Pelo caminho, Centeno ganhou capital político e poder. O Orçamento para 2018 foi aprovado pela geringonça e Portugal deverá fechar este ano – estimativas do Governo – com um défice de 1,4% e um crescimento de 2,6%. E, claro, está, o ministro das Finanças colhe os louros destas conquistas. Nas sondagens da Aximage para o Negócios e o Correio da Manhã, Mário Centeno surge invariavelmente como o ministro mais popular do elenco governativo, beneficiando do facto de os portugueses sentirem no bolso a recuperação da economia.

 

Nestes dias, a vida de Mário Centeno, por força da sua candidatura ao Eurogrupo, está num frenesim. Um quadro que contrasta com o seu carácter. "É uma pessoa tranquila e mesmo nas alturas mais complicadas mantém a calma", refere ao Negócios uma fonte que o conhece de perto.
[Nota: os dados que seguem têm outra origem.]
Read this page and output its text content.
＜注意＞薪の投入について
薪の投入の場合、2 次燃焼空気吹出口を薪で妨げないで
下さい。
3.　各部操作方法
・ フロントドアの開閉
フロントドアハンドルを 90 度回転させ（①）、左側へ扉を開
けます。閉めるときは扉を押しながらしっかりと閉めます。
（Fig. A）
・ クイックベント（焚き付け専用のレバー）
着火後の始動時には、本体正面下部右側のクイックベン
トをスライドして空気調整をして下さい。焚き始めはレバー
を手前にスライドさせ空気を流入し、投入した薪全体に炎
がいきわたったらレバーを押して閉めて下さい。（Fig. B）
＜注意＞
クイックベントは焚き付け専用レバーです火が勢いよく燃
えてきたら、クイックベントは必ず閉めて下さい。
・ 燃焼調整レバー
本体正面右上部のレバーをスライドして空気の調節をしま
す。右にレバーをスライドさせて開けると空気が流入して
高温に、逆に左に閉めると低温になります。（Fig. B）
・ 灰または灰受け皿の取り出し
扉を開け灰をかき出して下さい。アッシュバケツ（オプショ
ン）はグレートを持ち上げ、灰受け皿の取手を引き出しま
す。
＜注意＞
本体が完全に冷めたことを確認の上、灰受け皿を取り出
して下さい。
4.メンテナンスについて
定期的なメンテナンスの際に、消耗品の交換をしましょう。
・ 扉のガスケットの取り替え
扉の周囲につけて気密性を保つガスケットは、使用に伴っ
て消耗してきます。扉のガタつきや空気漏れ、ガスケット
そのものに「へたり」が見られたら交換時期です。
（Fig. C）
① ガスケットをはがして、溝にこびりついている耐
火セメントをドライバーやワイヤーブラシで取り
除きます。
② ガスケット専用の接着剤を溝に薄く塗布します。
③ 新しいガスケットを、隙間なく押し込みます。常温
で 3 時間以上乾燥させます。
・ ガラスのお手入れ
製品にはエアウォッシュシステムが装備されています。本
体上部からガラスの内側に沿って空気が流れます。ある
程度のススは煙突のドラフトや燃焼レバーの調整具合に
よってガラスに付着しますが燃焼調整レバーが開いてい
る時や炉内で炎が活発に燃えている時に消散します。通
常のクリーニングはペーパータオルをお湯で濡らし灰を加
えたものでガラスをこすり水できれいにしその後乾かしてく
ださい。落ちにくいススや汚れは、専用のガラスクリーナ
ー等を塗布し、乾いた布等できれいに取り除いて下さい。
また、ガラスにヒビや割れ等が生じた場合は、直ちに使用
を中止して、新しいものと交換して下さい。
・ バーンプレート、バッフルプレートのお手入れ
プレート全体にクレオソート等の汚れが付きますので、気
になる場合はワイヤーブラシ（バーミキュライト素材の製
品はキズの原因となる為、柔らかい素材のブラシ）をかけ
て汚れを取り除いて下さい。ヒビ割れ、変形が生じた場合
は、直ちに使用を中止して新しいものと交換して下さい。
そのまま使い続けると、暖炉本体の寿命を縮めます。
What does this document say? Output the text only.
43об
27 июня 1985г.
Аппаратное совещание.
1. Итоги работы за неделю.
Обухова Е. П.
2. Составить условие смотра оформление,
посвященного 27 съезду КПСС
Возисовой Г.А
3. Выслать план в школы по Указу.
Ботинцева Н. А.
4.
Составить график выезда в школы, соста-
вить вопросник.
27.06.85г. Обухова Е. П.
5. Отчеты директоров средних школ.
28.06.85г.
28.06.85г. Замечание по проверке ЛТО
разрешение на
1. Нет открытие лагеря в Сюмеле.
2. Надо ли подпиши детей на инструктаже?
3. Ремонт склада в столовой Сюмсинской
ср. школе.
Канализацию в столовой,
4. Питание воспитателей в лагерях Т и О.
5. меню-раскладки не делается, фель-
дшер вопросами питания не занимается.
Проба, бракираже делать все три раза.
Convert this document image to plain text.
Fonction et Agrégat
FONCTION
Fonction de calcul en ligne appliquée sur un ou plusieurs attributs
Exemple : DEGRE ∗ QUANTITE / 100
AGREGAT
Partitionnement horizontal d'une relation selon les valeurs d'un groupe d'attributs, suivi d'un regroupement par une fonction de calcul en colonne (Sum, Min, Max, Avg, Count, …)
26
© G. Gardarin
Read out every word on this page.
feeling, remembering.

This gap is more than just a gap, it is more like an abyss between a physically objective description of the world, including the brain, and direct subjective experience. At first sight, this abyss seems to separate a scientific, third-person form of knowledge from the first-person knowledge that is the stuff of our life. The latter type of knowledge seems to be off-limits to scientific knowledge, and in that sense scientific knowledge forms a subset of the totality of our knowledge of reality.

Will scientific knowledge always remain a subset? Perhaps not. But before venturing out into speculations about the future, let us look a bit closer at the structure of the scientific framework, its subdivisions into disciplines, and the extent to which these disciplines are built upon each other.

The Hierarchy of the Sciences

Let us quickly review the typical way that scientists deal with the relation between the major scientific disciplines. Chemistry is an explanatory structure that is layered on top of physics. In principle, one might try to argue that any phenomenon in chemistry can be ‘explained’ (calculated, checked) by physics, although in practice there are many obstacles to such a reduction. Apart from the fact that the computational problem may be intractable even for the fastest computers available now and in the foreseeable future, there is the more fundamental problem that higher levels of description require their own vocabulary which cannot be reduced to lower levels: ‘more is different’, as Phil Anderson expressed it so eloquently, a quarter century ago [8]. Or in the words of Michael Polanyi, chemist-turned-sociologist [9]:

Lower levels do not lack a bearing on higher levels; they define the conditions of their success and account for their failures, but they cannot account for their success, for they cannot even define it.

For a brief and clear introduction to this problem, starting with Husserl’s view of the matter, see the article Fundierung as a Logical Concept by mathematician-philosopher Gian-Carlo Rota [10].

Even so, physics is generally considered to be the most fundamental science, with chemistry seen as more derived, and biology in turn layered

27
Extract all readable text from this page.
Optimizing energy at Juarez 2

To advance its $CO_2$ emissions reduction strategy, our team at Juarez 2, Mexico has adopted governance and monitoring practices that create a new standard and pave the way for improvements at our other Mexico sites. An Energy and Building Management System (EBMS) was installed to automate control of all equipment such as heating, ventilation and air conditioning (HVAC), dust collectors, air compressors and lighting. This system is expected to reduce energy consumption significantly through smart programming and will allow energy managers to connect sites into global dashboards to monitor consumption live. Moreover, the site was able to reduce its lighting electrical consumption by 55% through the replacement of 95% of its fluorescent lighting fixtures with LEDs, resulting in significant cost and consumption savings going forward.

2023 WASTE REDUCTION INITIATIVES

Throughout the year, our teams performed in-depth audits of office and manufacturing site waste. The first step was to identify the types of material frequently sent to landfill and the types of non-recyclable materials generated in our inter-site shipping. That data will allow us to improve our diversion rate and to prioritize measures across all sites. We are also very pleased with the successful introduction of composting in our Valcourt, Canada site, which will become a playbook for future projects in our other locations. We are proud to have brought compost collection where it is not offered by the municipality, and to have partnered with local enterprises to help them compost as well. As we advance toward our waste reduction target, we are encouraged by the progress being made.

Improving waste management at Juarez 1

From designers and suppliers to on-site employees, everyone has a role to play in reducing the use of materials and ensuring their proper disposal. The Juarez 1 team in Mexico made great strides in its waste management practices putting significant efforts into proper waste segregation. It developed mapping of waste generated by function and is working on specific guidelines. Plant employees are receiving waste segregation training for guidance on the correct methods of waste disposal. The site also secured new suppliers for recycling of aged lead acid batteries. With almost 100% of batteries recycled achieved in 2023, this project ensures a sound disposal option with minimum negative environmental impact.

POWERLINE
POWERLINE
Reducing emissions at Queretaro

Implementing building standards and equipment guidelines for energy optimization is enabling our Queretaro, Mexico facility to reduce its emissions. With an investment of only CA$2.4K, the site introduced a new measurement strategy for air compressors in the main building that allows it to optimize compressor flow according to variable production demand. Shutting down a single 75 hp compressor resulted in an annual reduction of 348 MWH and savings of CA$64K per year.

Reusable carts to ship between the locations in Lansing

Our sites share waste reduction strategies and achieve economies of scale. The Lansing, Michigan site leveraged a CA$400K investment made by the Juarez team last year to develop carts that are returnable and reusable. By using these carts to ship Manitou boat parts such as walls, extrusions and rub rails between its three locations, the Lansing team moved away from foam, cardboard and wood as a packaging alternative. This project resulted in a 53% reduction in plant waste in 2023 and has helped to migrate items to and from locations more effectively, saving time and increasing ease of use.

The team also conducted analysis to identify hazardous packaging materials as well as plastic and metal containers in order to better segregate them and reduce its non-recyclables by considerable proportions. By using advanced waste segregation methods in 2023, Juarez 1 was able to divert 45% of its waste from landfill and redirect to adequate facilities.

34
A mesma que lhe atribui outras qualidades, "um sentido de humor apurado" e o facto de ser "muito focado".

 

Há precisamente um ano, no Expresso, Nicolau Santos iniciava assim um perfil de Mário Centeno intitulado "O matemático leal": "Impedido de chefiar o Departamento de Estudos Económicos do Banco de Portugal, cujo concurso tinha ganho, Mário Centeno virou-se para a intervenção cívica e política. (…) O ministro das Finanças que tem um raciocínio matemático e que nunca perde a calma nem grita nas situações de maior pressão. Dizem-no leal, íntegro, vertical e um homem bom".

 

"Segundo os amigos mais fiéis do novo número dois do Governo, os choquinhos fritos com tinta (cuja receita até figura no livro de cozinha da Região de Turismo do Algarve) são uma das especialidades gastronómicas que o próprio Mário Centeno gosta de cozinhar, talvez para recordar as suas raízes algarvias", anotou o jornal Sul Informação, em Novembro de 2015, quando Centeno tomou posse como ministro das Finanças.

 

Numa entrevista ao jornal El Español, concedida no final desse mesmo ano, o próprio Mário Centeno explicou assim a sua participação cívica. "Em Harvard fizeram-nos sentir que tínhamos a obrigação de desempenhar um papel de confluência entre a política e o mundo académico. Crescer em Vila Real, ver Espanha ali do outro lado do Guadiana, gerou uma enorme curiosidade em mim, e fez com que quisesse aprender, viajar, aprender idiomas. Gosto de expandir as minhas fronteiras, interagir com outros mundos, encontrar outras maneiras de ver as coisas".

 

Margarida Aguiar, directora do Banco de Portugal, no perfil elaborado pelo Expresso, diz que é uma pessoa que "gosta de conversar, seja com um contínuo, uma secretária ou um técnico". E adiantava: "Acaba por ser uma pessoa modesta. Despenderá todo o tempo necessário para dar utilidade à conversa. Não é arrogante. Nunca lhe diz que só tem cinco minutos para si. Despende tempo com os outros. É uma pessoa atenciosa, um humanista".

 

"O ministro é muito de família. Gosta de estar com a mulher e os filhos", sublinha o referido interlocutor contactado pelo Negócios. Um gosto que vai ter mais dificuldade em satisfazer caso seja eleito presidente do Eurogrupo.